Три любви Достоевского (с илл.)
Шрифт:

Весьма возможно, что Марья Димитриевна привязалась к Достоевскому, но влюблена в него ничуть не была, по крайней мере вначале, хотя и склонялась на его плечо и отвечала на его поцелуи. Он же в нее влюбился без памяти, и ее сострадание, расположение, участие и легкую игру от скуки и безнадежности принял за взаимное чувство. Ему шел 34-й год – и он еще ни разу не имел ни возлюбленной, ни подруги. Он искал любви, любовь была ему необходима, и в Марье Димитриевне его чувства нашли превосходный объект. Она была первой интересной молодой женщиной, которую он встретил после четырех лет каторги, и он овеял ее всеми чарами неудовлетворенных желаний, эротической фантазии и романтических иллюзий. Вся радость жизни воплотилась для него в этой худощавой блондинке. Она казалась ему и милой, и грациозной, и умной, и доброй, и желанной. И кроме того – она была несчастна, она страдала – а страдание не только привлекало его внимание, как писателя, но и поражало его воображение и вызывало в нем немедленный порыв. Чувствительность к чужому горю странным образом повышала его эротическую возбудимость. Садистские и мазохистские влечения переплетались в Достоевском самым причудливым образом: любить – значило жертвовать собою и отзываться всей душой, всем телом на чужое страдание, хотя бы ценою собственных мук. Но порою любить –

значило мучить самому, причинять страдание, больно ранить любимое существо. На этот раз высшее наслаждение было в жертве, в облегчении страданий той, ради кого он готов был решительно на всё.

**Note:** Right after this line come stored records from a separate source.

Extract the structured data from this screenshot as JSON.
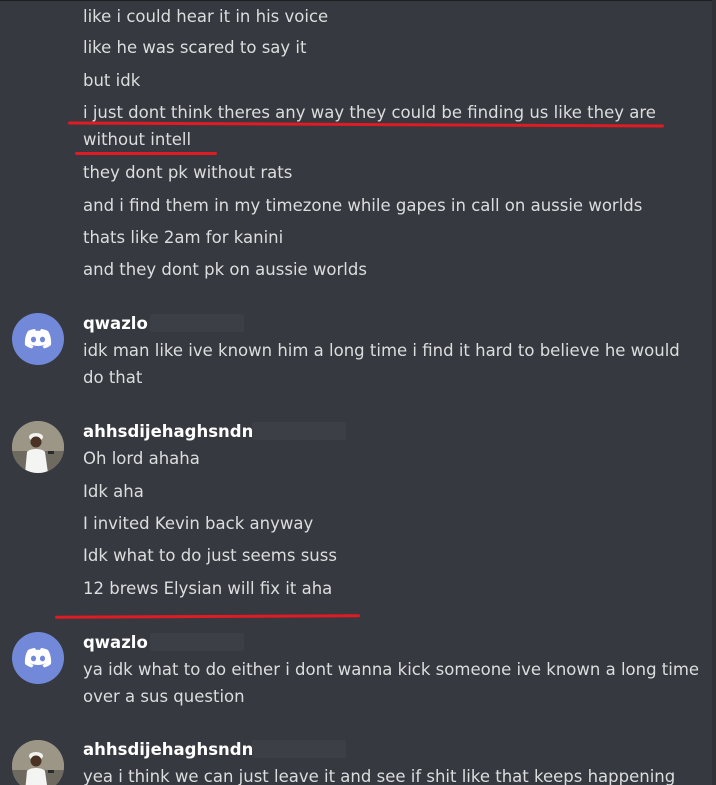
{
  "messages": {
    "continued": [
      "like i could hear it in his voice",
      "like he was scared to say it",
      "but idk",
      "i just dont think theres any way they could be finding us like they are",
      "without intell",
      "they dont pk without rats",
      "and i find them in my timezone while gapes in call on aussie worlds",
      "thats like 2am for kanini",
      "and they dont pk on aussie worlds"
    ],
    "group1": {
      "username": "qwazlo",
      "avatar_icon": "discord-logo-icon",
      "lines": [
        "idk man like ive known him a long time i find it hard to believe he would",
        "do that"
      ]
    },
    "group2": {
      "username": "ahhsdijehaghsndnd",
      "avatar_icon": "user-photo-icon",
      "lines": [
        "Oh lord ahaha",
        "Idk aha",
        "I invited Kevin back anyway",
        "Idk what to do just seems suss",
        "12 brews Elysian will fix it aha"
      ]
    },
    "group3": {
      "username": "qwazlo",
      "avatar_icon": "discord-logo-icon",
      "lines": [
        "ya idk what to do either i dont wanna kick someone ive known a long time",
        "over a sus question"
      ]
    },
    "group4": {
      "username": "ahhsdijehaghsndnd",
      "avatar_icon": "user-photo-icon",
      "lines": [
        "yea i think we can just leave it and see if shit like that keeps happening"
      ]
    }
  },
  "colors": {
    "background": "#36393f",
    "text": "#dcddde",
    "username": "#ffffff",
    "blurple": "#7289da",
    "annotation_red": "#e01b24"
  }
}
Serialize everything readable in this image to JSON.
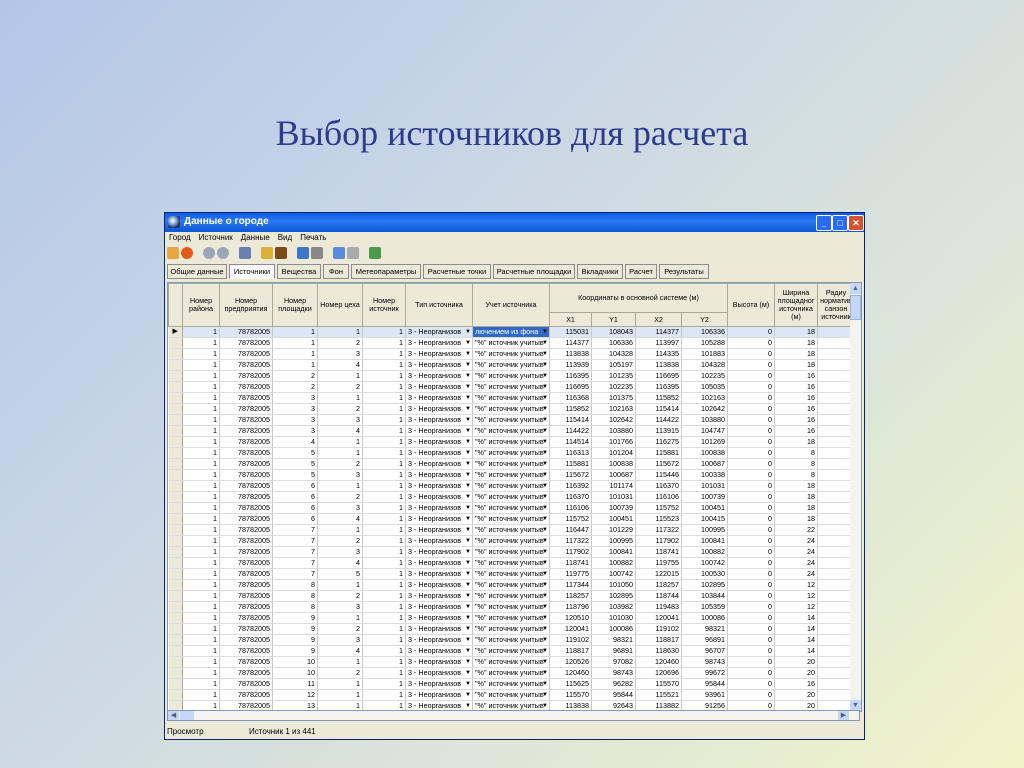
{
  "slide": {
    "title": "Выбор источников для расчета"
  },
  "window": {
    "title": "Данные о городе"
  },
  "menu": [
    "Город",
    "Источник",
    "Данные",
    "Вид",
    "Печать"
  ],
  "tabs": [
    {
      "label": "Общие данные",
      "active": false
    },
    {
      "label": "Источники",
      "active": true
    },
    {
      "label": "Вещества",
      "active": false
    },
    {
      "label": "Фон",
      "active": false
    },
    {
      "label": "Метеопараметры",
      "active": false
    },
    {
      "label": "Расчетные точки",
      "active": false
    },
    {
      "label": "Расчетные площадки",
      "active": false
    },
    {
      "label": "Вкладчики",
      "active": false
    },
    {
      "label": "Расчет",
      "active": false
    },
    {
      "label": "Результаты",
      "active": false
    }
  ],
  "table": {
    "headers": {
      "district": "Номер района",
      "enterprise": "Номер предприятия",
      "site": "Номер площадки",
      "shop": "Номер цеха",
      "source": "Номер источник",
      "type": "Тип источника",
      "accounting": "Учет источника",
      "coords": "Координаты в основной системе (м)",
      "x1": "X1",
      "y1": "Y1",
      "x2": "X2",
      "y2": "Y2",
      "height": "Высота (м)",
      "width": "Ширина площадног источника (м)",
      "radius": "Радиу норматив санзон источник"
    },
    "type_value": "3 - Неорганизов",
    "accounting_selected": "лючением из фона",
    "accounting_value": "\"%\" источник учитыв",
    "rows": [
      [
        "1",
        "78782005",
        "1",
        "1",
        "1",
        "115031",
        "108043",
        "114377",
        "106336",
        "0",
        "18"
      ],
      [
        "1",
        "78782005",
        "1",
        "2",
        "1",
        "114377",
        "106336",
        "113997",
        "105288",
        "0",
        "18"
      ],
      [
        "1",
        "78782005",
        "1",
        "3",
        "1",
        "113838",
        "104328",
        "114335",
        "101883",
        "0",
        "18"
      ],
      [
        "1",
        "78782005",
        "1",
        "4",
        "1",
        "113939",
        "105197",
        "113838",
        "104328",
        "0",
        "18"
      ],
      [
        "1",
        "78782005",
        "2",
        "1",
        "1",
        "116395",
        "101235",
        "116695",
        "102235",
        "0",
        "16"
      ],
      [
        "1",
        "78782005",
        "2",
        "2",
        "1",
        "116695",
        "102235",
        "116395",
        "105035",
        "0",
        "16"
      ],
      [
        "1",
        "78782005",
        "3",
        "1",
        "1",
        "116368",
        "101375",
        "115852",
        "102163",
        "0",
        "16"
      ],
      [
        "1",
        "78782005",
        "3",
        "2",
        "1",
        "115852",
        "102163",
        "115414",
        "102642",
        "0",
        "16"
      ],
      [
        "1",
        "78782005",
        "3",
        "3",
        "1",
        "115414",
        "102642",
        "114422",
        "103880",
        "0",
        "16"
      ],
      [
        "1",
        "78782005",
        "3",
        "4",
        "1",
        "114422",
        "103880",
        "113915",
        "104747",
        "0",
        "16"
      ],
      [
        "1",
        "78782005",
        "4",
        "1",
        "1",
        "114514",
        "101766",
        "116275",
        "101269",
        "0",
        "18"
      ],
      [
        "1",
        "78782005",
        "5",
        "1",
        "1",
        "116313",
        "101204",
        "115881",
        "100838",
        "0",
        "8"
      ],
      [
        "1",
        "78782005",
        "5",
        "2",
        "1",
        "115881",
        "100838",
        "115672",
        "100687",
        "0",
        "8"
      ],
      [
        "1",
        "78782005",
        "5",
        "3",
        "1",
        "115672",
        "100687",
        "115446",
        "100338",
        "0",
        "8"
      ],
      [
        "1",
        "78782005",
        "6",
        "1",
        "1",
        "116392",
        "101174",
        "116370",
        "101031",
        "0",
        "18"
      ],
      [
        "1",
        "78782005",
        "6",
        "2",
        "1",
        "116370",
        "101031",
        "116106",
        "100739",
        "0",
        "18"
      ],
      [
        "1",
        "78782005",
        "6",
        "3",
        "1",
        "116106",
        "100739",
        "115752",
        "100451",
        "0",
        "18"
      ],
      [
        "1",
        "78782005",
        "6",
        "4",
        "1",
        "115752",
        "100451",
        "115523",
        "100415",
        "0",
        "18"
      ],
      [
        "1",
        "78782005",
        "7",
        "1",
        "1",
        "116447",
        "101229",
        "117322",
        "100995",
        "0",
        "22"
      ],
      [
        "1",
        "78782005",
        "7",
        "2",
        "1",
        "117322",
        "100995",
        "117902",
        "100841",
        "0",
        "24"
      ],
      [
        "1",
        "78782005",
        "7",
        "3",
        "1",
        "117902",
        "100841",
        "118741",
        "100882",
        "0",
        "24"
      ],
      [
        "1",
        "78782005",
        "7",
        "4",
        "1",
        "118741",
        "100882",
        "119755",
        "100742",
        "0",
        "24"
      ],
      [
        "1",
        "78782005",
        "7",
        "5",
        "1",
        "119775",
        "100742",
        "122015",
        "100530",
        "0",
        "24"
      ],
      [
        "1",
        "78782005",
        "8",
        "1",
        "1",
        "117344",
        "101050",
        "118257",
        "102895",
        "0",
        "12"
      ],
      [
        "1",
        "78782005",
        "8",
        "2",
        "1",
        "118257",
        "102895",
        "118744",
        "103844",
        "0",
        "12"
      ],
      [
        "1",
        "78782005",
        "8",
        "3",
        "1",
        "118796",
        "103982",
        "119483",
        "105359",
        "0",
        "12"
      ],
      [
        "1",
        "78782005",
        "9",
        "1",
        "1",
        "120510",
        "101030",
        "120041",
        "100086",
        "0",
        "14"
      ],
      [
        "1",
        "78782005",
        "9",
        "2",
        "1",
        "120041",
        "100086",
        "119102",
        "98321",
        "0",
        "14"
      ],
      [
        "1",
        "78782005",
        "9",
        "3",
        "1",
        "119102",
        "98321",
        "118817",
        "96891",
        "0",
        "14"
      ],
      [
        "1",
        "78782005",
        "9",
        "4",
        "1",
        "118817",
        "96891",
        "118630",
        "96707",
        "0",
        "14"
      ],
      [
        "1",
        "78782005",
        "10",
        "1",
        "1",
        "120526",
        "97082",
        "120460",
        "98743",
        "0",
        "20"
      ],
      [
        "1",
        "78782005",
        "10",
        "2",
        "1",
        "120460",
        "98743",
        "120696",
        "99672",
        "0",
        "20"
      ],
      [
        "1",
        "78782005",
        "11",
        "1",
        "1",
        "115625",
        "96282",
        "115570",
        "95844",
        "0",
        "16"
      ],
      [
        "1",
        "78782005",
        "12",
        "1",
        "1",
        "115570",
        "95844",
        "115521",
        "93961",
        "0",
        "20"
      ],
      [
        "1",
        "78782005",
        "13",
        "1",
        "1",
        "113838",
        "92643",
        "113882",
        "91256",
        "0",
        "20"
      ]
    ]
  },
  "status": {
    "mode": "Просмотр",
    "record": "Источник 1 из 441"
  }
}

Марья Димитриевна была женщина нелегкая: она быстро обижалась, от хлопот и дрязг у нее делались частые мигрени, она прижимала пальцы к вискам в жесте отчаяния и безнадежности. Она постоянно раздражалась; говорила, что «поганое общество не ценит ее», называла себя «мученицей», и Достоевский ей поддакивал и немедленно с ней соглашался. Мужа она не любила или разлюбила, во всяком случае остатки чувств, которые у нее к нему оставались, были разрушены его нелепым поведением и пьянством, вызывавшим в ней горечь и отвращение. Все надежды свои она перенесла на сына Пашу, из которого, по ее мнению, должен был выйти замечательный человек. Но покамест семилетний мальчик никаких выдающихся качеств не обнаруживал. Хотя Марья Димитриевна могла сколько угодно говорить, что жизнь ее кончена, но ей еще не было и тридцати лет, и конечно, она хотела и жизни, и любви, и счастья, и удачи. То, что Достоевский воспылал к ней настоящей, глубокой страстью, она отлично понимала – женщины это обычно легко распознают – и его «ухаживания», как она их называла, она принимала охотно, не придавая им, однако, слишком большого значения: ведь исходили они от человека, лишенного прав, ссыльного, у которого, опять-таки по ее выражению, «не было будущности» – а были многочисленные и порою пугающие странности. Но на него можно было положиться, и она не могла пренебречь даже и такой опорой.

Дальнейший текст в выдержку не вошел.